如果这是个普通的野外求生试炼,杀了狐狸绝对是正確选项。
但这是“心剑”试炼。
小狐狸似乎听懂了书童的话,瑟瑟发抖的身躯往雪坑深处缩了缩,发出一声极其微弱的呜咽,绝望地闭上了眼睛。
“住手。”
周白上前一步,一把抓住了书童骨瘦如柴的手腕。
“公子?”书童急了,眼眶通红,“公子你还不明白吗?这荒山野岭的,哪来这么纯白的狐狸?村里的老人说过,这种顏色妖艷的畜生都是吸人精血的妖邪!咱们都快饿死了,你不吃它,它活下来迟早要吃我们!”
“你没看过《聊斋》,我不怪你,只需记住,我说什么你乖乖照做就是了。”
周白甩开他的手,蹲下身,脱下自己本就单薄的外袍,极其轻柔地將那只奄奄一息的小白狐包裹起来,然后塞进了自己贴身的怀里。
刺骨的寒风瞬间吹透了周白仅剩的中衣,他冷得牙齿直打架,但怀里那团毛茸茸的小东西,却正在汲取著他微薄的体温,身体的颤抖渐渐平息下来。
“它是不是妖我不知道,我只知道,现在的它是个弱者,是个生命。”
周白已经彻底入戏,一脸的“我是圣母”。
“我辈读书人,若为了一口吃食便要对毫无反抗之力的弱小痛下杀手,这书,不读也罢。
走!”
说罢,周白不再理会书童的震惊与怨懟,顶著风雪,毅然决然地朝著雪山深处走去。
书童死死盯著周白的背影,又看了看自己手里生锈的裁纸刀,眼中闪过一丝难以察觉的阴鬱和不解,最终只能悻悻地背起书箱,快步跟上。
……
夜幕降临。
这主僕二人也算命大,硬是凭著一口浩然之气,在入夜前找到了一座破败漏风的土地庙。
庙內升起了一堆微弱的篝火。
周白和书童靠在火堆旁,啃著最后半块干硬的粗粮饼。
根据阵法灌输的背景记忆,这具身体的主人原本家境优渥,算得上颇有家资,但因父亲嗜赌,家道中落,家產早就被族中的远房恶亲生吞活剥了个乾净。

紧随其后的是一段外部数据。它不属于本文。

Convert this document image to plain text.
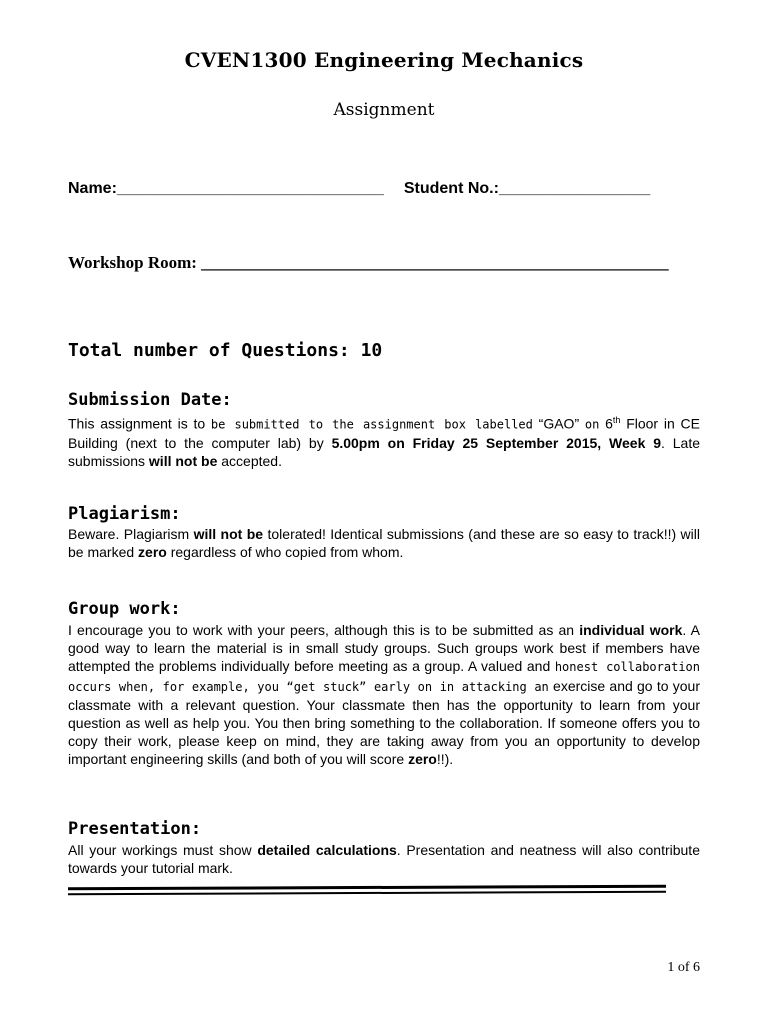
CVEN1300 Engineering Mechanics
Assignment
Name:______________________________ Student No.:_________________
Workshop Room: _______________________________________________________
Total number of Questions: 10
Submission Date:
This assignment is to be submitted to the assignment box labelled “GAO” on 6th Floor in CE Building (next to the computer lab) by 5.00pm on Friday 25 September 2015, Week 9. Late submissions will not be accepted.
Plagiarism:
Beware. Plagiarism will not be tolerated! Identical submissions (and these are so easy to track!!) will be marked zero regardless of who copied from whom.
Group work:
I encourage you to work with your peers, although this is to be submitted as an individual work. A good way to learn the material is in small study groups. Such groups work best if members have attempted the problems individually before meeting as a group. A valued and honest collaboration occurs when, for example, you “get stuck” early on in attacking an exercise and go to your classmate with a relevant question. Your classmate then has the opportunity to learn from your question as well as help you. You then bring something to the collaboration. If someone offers you to copy their work, please keep on mind, they are taking away from you an opportunity to develop important engineering skills (and both of you will score zero!!).
Presentation:
All your workings must show detailed calculations. Presentation and neatness will also contribute towards your tutorial mark.
1 of 6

此次进京赶考,更是变卖了祖上仅存的最后几亩薄田,可谓是散尽家財。
如果不能金榜题名,那就彻底断了生路,只能在异乡做个饿死街头的孤魂野鬼了。
开局极其悽惨,主打一个破釜沉舟。
小白狐虽然依旧虚弱,但经过一番简单的包扎和火光的烘烤,已经恢復了些许生气,正乖巧地趴在周白的膝盖上,用粉嫩的舌头轻轻舔舐著周白冻裂的手背,似乎在表达感激。
就在这种好不容易从鬼门关爬回来的温馨寂静时刻。
“轰隆——!”
本就摇摇欲坠的庙门,突然被一股狂暴的劲风粗暴地掀飞!
漫天的风雪夹杂著一股令人窒息的肃杀之气,疯狂倒灌而入!
篝火瞬间被狂风吹得东摇西晃,险些当场熄灭。
门口,矗立著一道极其高大魁梧的身影。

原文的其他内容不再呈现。